Samuel Farakhan was not sleeping. In thrall to the dubious lucidity of insomnia, he was sitting in his private study smoking a Player’s Navy Cut, both hands trembling slightly in the white light of a desk lamp wreathed in the fine smoke of the English cigarettes. In Budapest, Rákosi had resigned under pressure from the Russians and János Kádár and the social democrat György Marosán, long imprisoned for fascist Titoism but recently rehabilitated, had entered the Party’s Political Bureau, while certain spokespeople of the Petőfi Circle were calling for the reinstatement of Imre Nagy. This was why Lajos had said somewhat laughingly that afternoon that “Perhaps I should return to Hungary, perhaps things are really going to budge this time and I should ask my American friends to sneak me back in.” And why Samuel Farakhan was sitting in the basement with his cigarette and a glass of scotch, horribly wakeful and assailed to his very core by an absurd anxiety.
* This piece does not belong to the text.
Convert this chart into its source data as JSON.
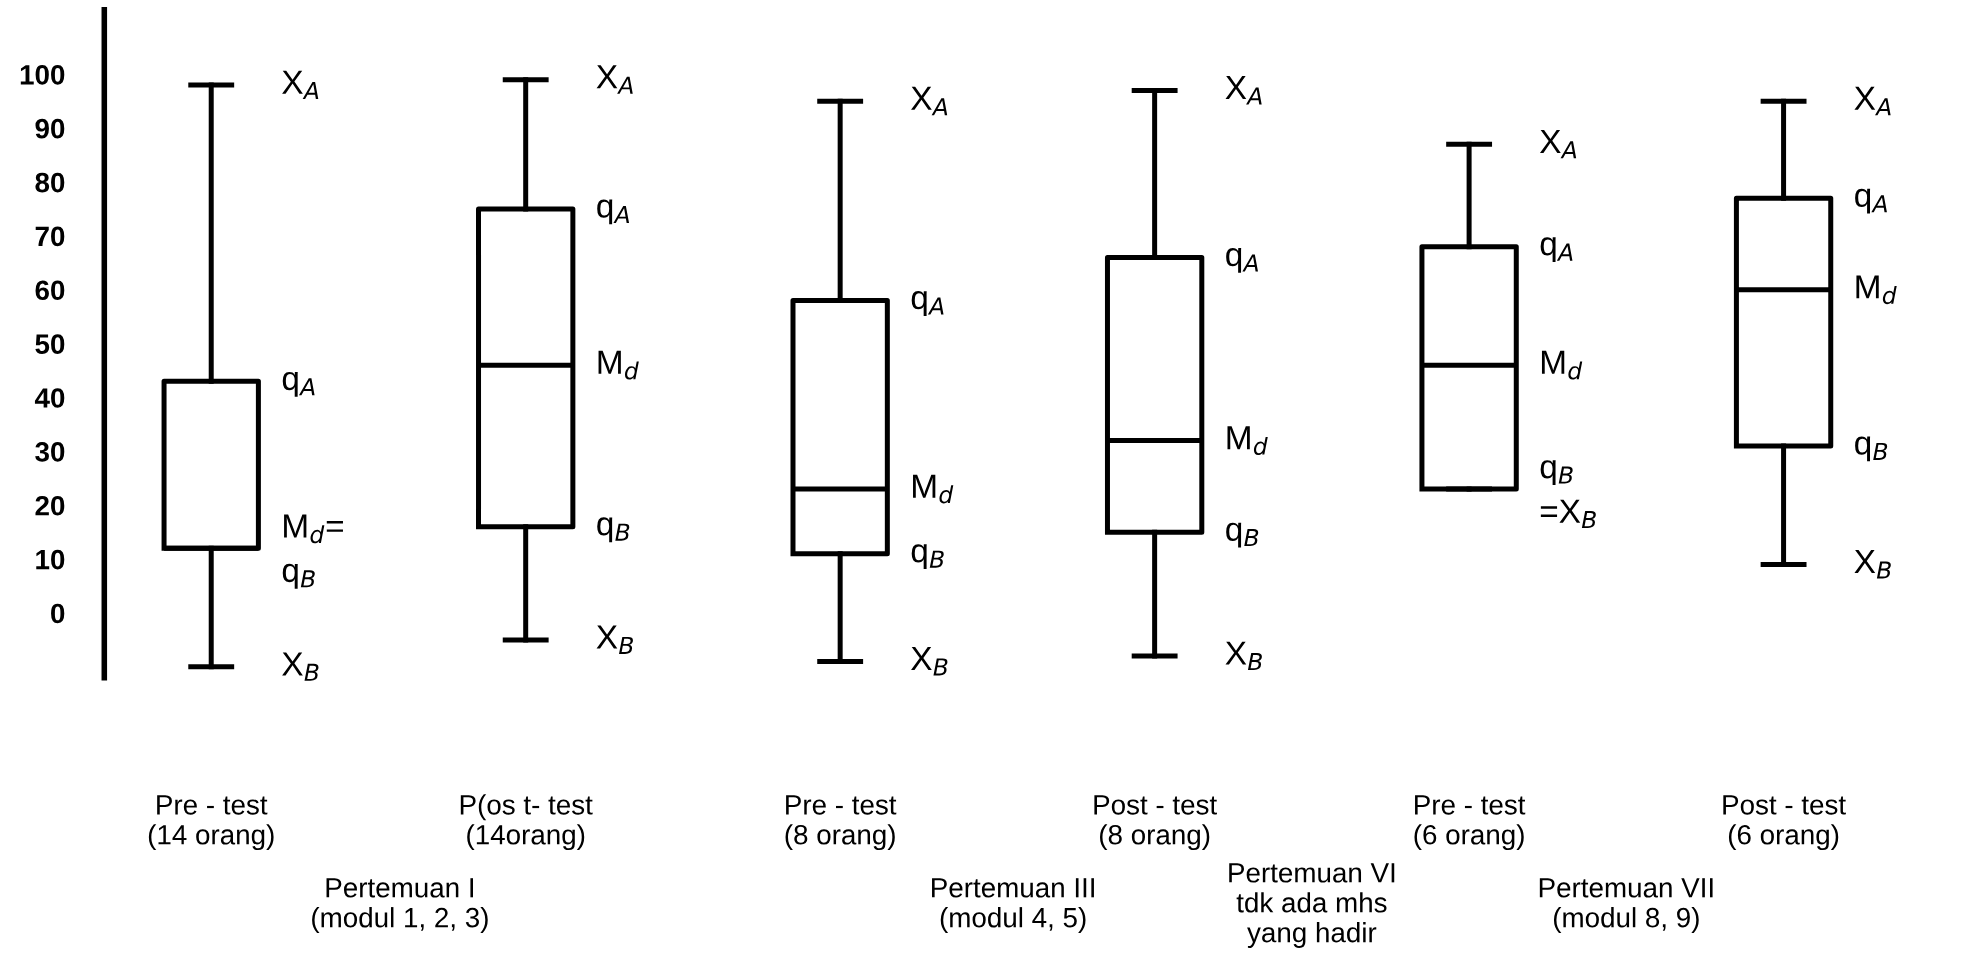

Ivy encountered birds, staked herself out and photographed them with Kodachrome using a telephoto lens. There are three hundred varieties of birds on the island of Cuba, though not all of them are to be found in the Sierra Maestra. Ivy used up almost a whole roll on a trogon that had strayed up there from the wooded lowlands. Late in the morning she was still not far at all from her campsite, so she returned to eat lunch there more comfortably than where she was. Sitting by her little fire she cooked up and tasted a stew in a small aluminum pan. She had to be careful not to burn herself. At one moment she turned her head quickly, like someone who suddenly feels they are being watched. Then she settled down, tossed her badly trimmed hair, straightened up and carried on with her meal. On the small board nearby where she kept her toilet things were their bag, a towel laid out to dry, a bar of soap in a Bakelite dish, a tube of toothpaste and a parrot’s feather, a long red feather.
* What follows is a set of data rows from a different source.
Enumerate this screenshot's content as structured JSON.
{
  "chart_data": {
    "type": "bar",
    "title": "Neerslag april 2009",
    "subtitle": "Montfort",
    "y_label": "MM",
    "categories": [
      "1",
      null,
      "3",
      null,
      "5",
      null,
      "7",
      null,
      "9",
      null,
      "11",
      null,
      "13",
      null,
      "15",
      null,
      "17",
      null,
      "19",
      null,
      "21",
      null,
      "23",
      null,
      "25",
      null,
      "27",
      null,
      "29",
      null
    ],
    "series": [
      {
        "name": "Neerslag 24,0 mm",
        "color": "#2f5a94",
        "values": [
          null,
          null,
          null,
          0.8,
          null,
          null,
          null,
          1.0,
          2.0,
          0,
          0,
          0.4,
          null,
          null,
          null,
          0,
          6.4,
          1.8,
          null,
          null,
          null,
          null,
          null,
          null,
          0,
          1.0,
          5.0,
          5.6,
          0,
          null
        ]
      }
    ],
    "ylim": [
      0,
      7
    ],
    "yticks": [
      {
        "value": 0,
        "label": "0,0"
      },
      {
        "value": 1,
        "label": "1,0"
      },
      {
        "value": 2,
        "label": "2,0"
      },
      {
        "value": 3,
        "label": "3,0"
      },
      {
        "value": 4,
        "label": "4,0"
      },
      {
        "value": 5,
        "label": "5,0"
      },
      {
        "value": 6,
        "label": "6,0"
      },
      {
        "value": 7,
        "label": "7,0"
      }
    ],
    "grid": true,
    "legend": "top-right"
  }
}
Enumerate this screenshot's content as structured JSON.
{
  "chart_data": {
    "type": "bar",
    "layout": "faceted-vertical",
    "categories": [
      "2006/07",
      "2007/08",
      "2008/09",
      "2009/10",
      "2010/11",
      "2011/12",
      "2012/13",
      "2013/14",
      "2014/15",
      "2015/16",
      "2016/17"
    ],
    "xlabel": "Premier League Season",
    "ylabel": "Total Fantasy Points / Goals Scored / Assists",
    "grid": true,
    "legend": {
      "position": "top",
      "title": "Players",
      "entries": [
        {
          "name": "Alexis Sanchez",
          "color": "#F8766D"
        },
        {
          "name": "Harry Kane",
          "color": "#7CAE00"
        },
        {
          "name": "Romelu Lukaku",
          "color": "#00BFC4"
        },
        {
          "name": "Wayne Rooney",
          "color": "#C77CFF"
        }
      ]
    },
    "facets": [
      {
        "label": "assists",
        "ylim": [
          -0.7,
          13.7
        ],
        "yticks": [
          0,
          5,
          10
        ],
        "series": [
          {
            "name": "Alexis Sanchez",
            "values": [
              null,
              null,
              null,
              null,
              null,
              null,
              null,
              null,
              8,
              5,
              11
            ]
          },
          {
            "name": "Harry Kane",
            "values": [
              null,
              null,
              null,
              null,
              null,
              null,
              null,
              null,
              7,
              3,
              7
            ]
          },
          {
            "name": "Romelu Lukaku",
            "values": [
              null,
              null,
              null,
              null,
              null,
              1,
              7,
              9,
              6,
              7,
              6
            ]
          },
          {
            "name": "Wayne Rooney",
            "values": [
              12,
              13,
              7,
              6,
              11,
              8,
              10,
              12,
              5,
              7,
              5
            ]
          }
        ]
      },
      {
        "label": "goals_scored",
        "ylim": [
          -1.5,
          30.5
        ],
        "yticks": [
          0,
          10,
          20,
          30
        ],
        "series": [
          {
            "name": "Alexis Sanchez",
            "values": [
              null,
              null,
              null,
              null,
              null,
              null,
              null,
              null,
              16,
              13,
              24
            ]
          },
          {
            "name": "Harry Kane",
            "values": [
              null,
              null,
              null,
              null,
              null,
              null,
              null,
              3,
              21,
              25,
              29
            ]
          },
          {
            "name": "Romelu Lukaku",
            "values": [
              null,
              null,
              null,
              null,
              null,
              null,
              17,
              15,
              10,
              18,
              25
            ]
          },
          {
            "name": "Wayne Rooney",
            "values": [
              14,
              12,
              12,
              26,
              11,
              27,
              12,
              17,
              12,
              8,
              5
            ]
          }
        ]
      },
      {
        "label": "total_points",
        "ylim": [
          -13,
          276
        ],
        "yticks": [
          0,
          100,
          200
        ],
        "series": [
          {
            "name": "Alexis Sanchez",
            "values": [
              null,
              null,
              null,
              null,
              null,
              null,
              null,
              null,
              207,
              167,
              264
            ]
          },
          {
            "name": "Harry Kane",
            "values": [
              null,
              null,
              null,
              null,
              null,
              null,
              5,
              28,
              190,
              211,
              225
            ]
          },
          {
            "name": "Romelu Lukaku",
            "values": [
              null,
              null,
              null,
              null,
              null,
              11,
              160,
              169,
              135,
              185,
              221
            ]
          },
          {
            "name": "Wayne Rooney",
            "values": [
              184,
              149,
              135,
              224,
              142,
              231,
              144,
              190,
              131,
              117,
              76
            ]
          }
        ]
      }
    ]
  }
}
At dawn in London, in a bedroom at the Strand Hotel, Simon Black and Julienne Laqueur were sleeping naked in a large bed. Aaron Black had been up for a few minutes. He was listening to the radio. The news did not mention what interested him, namely the ploy known as the Dump Nixon Campaign, organized by Harold Stassen, who, alarmed by President Eisenhower’s successive health crises and the risk that Vice President Richard Nixon might accede to the summit of power, was pushing for Nixon to be replaced as a candidate in the election at year’s end by Christian Herter, Governor of Massachusetts. Aaron Black and his friends and business associates placed certain hopes on Richard Nixon’s political future. Black was worried. Guido was sitting opposite him as the two men buttered toast. Guido had a prodigious scar across his throat and held the butter knife in his left hand.

In the afternoon Ivy patiently photographed ants and that sort of thing.

Later, back at her camp, she was about to brush her teeth when she found neither toothbrush nor toothpaste on her toiletry board, but only a shiny pine cone and the parrot’s tail feather.

That summer I was thirteen and did not believe that it was impossible to live sheltered from the blows of History. A few years later I changed my mind. But it was only after nearly four decades had passed that I was told the story of Ivory Pearl and Alba Black.

* In point of fact, in Europe and North Africa it would have been the afternoon! It is unlikely that the author would have allowed factual errors of this kind to survive publication. —Trans.